Kadir Has Üniversitesi'nde de "Fabrika Kızı" ve "İstanbul'un Kadın Renkleri" adlı iki farklı bir projede yer almıştın. Orada farklı bir deneyimin oldu sanıyorum, biraz söz edebilir misin?

Kadir Has Üniversitesi fotoğraf bölümünden Ulaş Tosun'un üzerinde yıllardır çalıştağı bir projeye eğitmen olarak dahil olmak benim için harika bir deneyim oldu. Fabrika Kızı projesinde tekstil atölyelerinde çalışan 15-20 yaş arası 10 genç kıza, "İstanbul'un Kadın Renkleri projesinde Türkiye'nin çeşitli şehirlerinden, yurtdışından, göçmenlerden, farklı dinlerden 10 kadına 2015 ve 2016 yıllarında fotoğraf eğitimi verdim ve bu eğitimden sonra onlardan kendi hayatlarını fotoğraflamalarını istedik. Sonuç çok çarpıcıydı. Gelen fotoğrafların altına yazarlar, şairler, sunucular ve alanında başarılı pekçok sanatçı ufak hikayeler yazdılar. Sergiler büyük ilgi gördü. Devam ettiği süreçte bu projenin içinde olmayı istiyorum.

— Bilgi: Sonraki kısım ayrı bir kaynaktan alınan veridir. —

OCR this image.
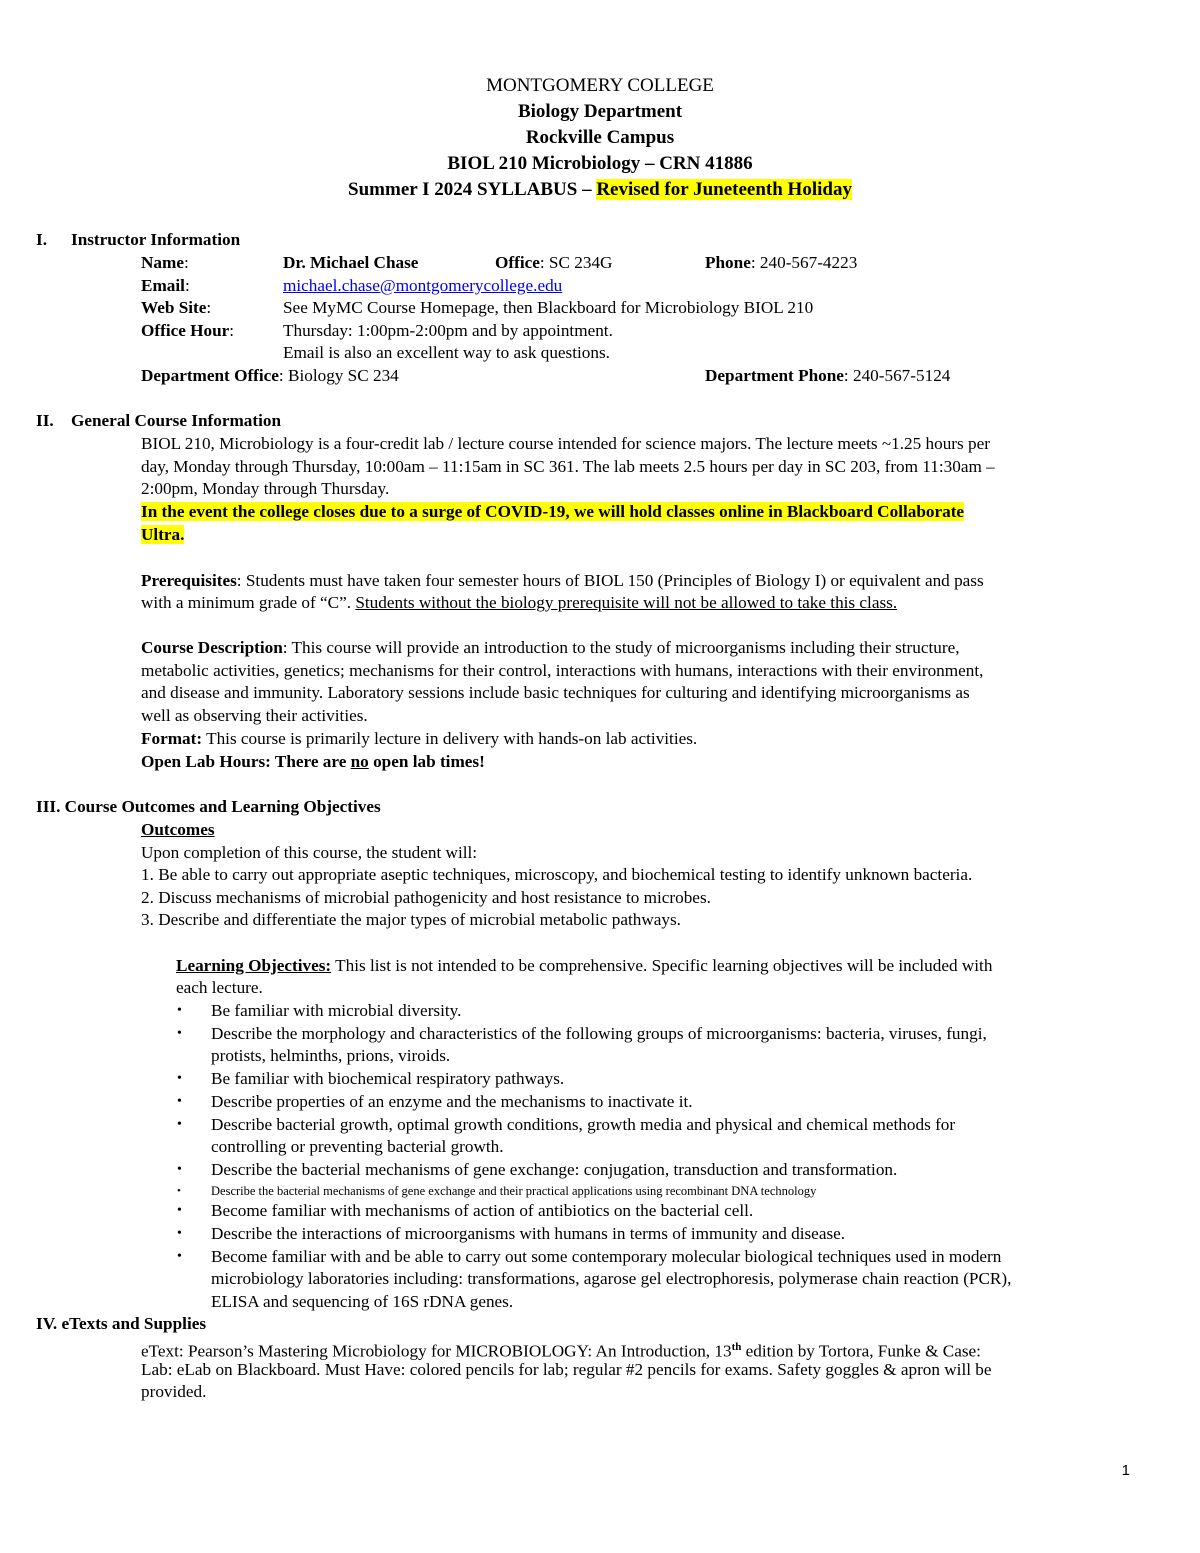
MONTGOMERY COLLEGE
Biology Department
Rockville Campus
BIOL 210 Microbiology – CRN 41886
Summer I 2024 SYLLABUS – Revised for Juneteenth Holiday
I. Instructor Information
Name:	Dr. Michael Chase	Office: SC 234G	Phone: 240-567-4223
Email:	michael.chase@montgomerycollege.edu
Web Site:	See MyMC Course Homepage, then Blackboard for Microbiology BIOL 210
Office Hour:	Thursday: 1:00pm-2:00pm and by appointment.
Email is also an excellent way to ask questions.
Department Office: Biology SC 234	Department Phone: 240-567-5124
II. General Course Information
BIOL 210, Microbiology is a four-credit lab / lecture course intended for science majors. The lecture meets ~1.25 hours per
day, Monday through Thursday, 10:00am – 11:15am in SC 361. The lab meets 2.5 hours per day in SC 203, from 11:30am –
2:00pm, Monday through Thursday.
In the event the college closes due to a surge of COVID-19, we will hold classes online in Blackboard Collaborate
Ultra.
Prerequisites: Students must have taken four semester hours of BIOL 150 (Principles of Biology I) or equivalent and pass
with a minimum grade of “C”. Students without the biology prerequisite will not be allowed to take this class.
Course Description: This course will provide an introduction to the study of microorganisms including their structure,
metabolic activities, genetics; mechanisms for their control, interactions with humans, interactions with their environment,
and disease and immunity. Laboratory sessions include basic techniques for culturing and identifying microorganisms as
well as observing their activities.
Format: This course is primarily lecture in delivery with hands-on lab activities.
Open Lab Hours: There are no open lab times!
III. Course Outcomes and Learning Objectives
Outcomes
Upon completion of this course, the student will:
1. Be able to carry out appropriate aseptic techniques, microscopy, and biochemical testing to identify unknown bacteria.
2. Discuss mechanisms of microbial pathogenicity and host resistance to microbes.
3. Describe and differentiate the major types of microbial metabolic pathways.
Learning Objectives: This list is not intended to be comprehensive. Specific learning objectives will be included with
each lecture.
• Be familiar with microbial diversity.
• Describe the morphology and characteristics of the following groups of microorganisms: bacteria, viruses, fungi,
protists, helminths, prions, viroids.
• Be familiar with biochemical respiratory pathways.
• Describe properties of an enzyme and the mechanisms to inactivate it.
• Describe bacterial growth, optimal growth conditions, growth media and physical and chemical methods for
controlling or preventing bacterial growth.
• Describe the bacterial mechanisms of gene exchange: conjugation, transduction and transformation.
• Describe the bacterial mechanisms of gene exchange and their practical applications using recombinant DNA technology
• Become familiar with mechanisms of action of antibiotics on the bacterial cell.
• Describe the interactions of microorganisms with humans in terms of immunity and disease.
• Become familiar with and be able to carry out some contemporary molecular biological techniques used in modern
microbiology laboratories including: transformations, agarose gel electrophoresis, polymerase chain reaction (PCR),
ELISA and sequencing of 16S rDNA genes.
IV. eTexts and Supplies
eText: Pearson’s Mastering Microbiology for MICROBIOLOGY: An Introduction, 13th edition by Tortora, Funke & Case:
Lab: eLab on Blackboard. Must Have: colored pencils for lab; regular #2 pencils for exams. Safety goggles & apron will be
provided.
1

Fotoğraf sanatçılığı, foto muhabiri, belgesel fotoğrafçı gibi kategoriler var. Kendini nasıl tanımlıyorsun?

Fotoğrafa ilk başladığımda hiçbir zaman acaba bugün ne çeksem diye düşünmedim. Hep belli bir konuyu fotoğraflarla foto hikaye olarak anlatmaya çalıştım. Kendimi belgesel fotoğrafın içinde buldum.

Ben kelimelerle değil de fotoğraf kareleri ile anlatıyorum hikayeyi. Bir benzetme yapmak gerekirse senin romanlarındaki her satır yada her bölüm benim bir fotoğrafım.Sen yazı ile anlatıyorsun ben fotoğraf ile. Bu yüzden kendimi tanımlamak gerekirse. Belgesel fotoğraf çekmeye çalışıyorum ve ileride belgesel fotoğrafçı olarak anılmak istiyorum

Son olarak Türkiye'de kadın fotoğrafçıların yeri nedir?

Türkiye'de kadın olmak zor, kadın fotoğrafçı olmak daha da zor. Yeni nesil fotoğrafçılardan erkek fotoğrafçı say desen onlarca isim verebilirim. Kadın fotoğrafçı sayısı ise bir elin parmağını geçmez. Buna reklam ve moda fotoğrafçılarını dahil etmiyorum. Belgesel fotoğrafçılardan bahsediyorum. Gültekin Çizgen hocam sergimi ziyarete geldiğinde aynı soruyu sordum." Hangi sektörde kadınlar önde ki" dedi. Çok haklı. Fotoğraf festivallerine 10 tane erkek fotoğrafçı çağırılırken 1 veya 2 kadın fotoğrafçı çağırılıyor. Bu kadın fotoğrafçıların başarısız olduklarından değil elbetteki. Erkek egemen toplumda kadın fotoğrafçıların pes edip sahayı tek etmeleri.

Tersanelerde onlarca erkek işçinin içinde çalıştım, vinçlerin tepesine çıktım. Boksörler projesinde ringin kenarında yumruklardan sakındım, Fikirtepe'de inşaat işçilerini çekerken vinçlerden dökülen taşlar ve toz duman arasında kaldım.

Madende yerin metrelerce altında daracık tünellerde fotoğraf çektim. Kış aylarında gittiğim Artvin'de belime kadar gelen karlarda ve soğukta oradaki hayatı belgeleme çalıştım ve daha pek çoğu... Çok çalıştım çok emek verdim, o yüzden sahayı terketmeyeceğim. Ömrüm yettiğince fotoğraf çekeceğim ve günün birinde ismimin Türkiye'deki kadın fotoğrafçılar arasında yer almasını istiyorum. En büyük hayalim yurt dışında kişisel sergi açmak. Bu hayalime ulaşabilmek için çok çalışacağım.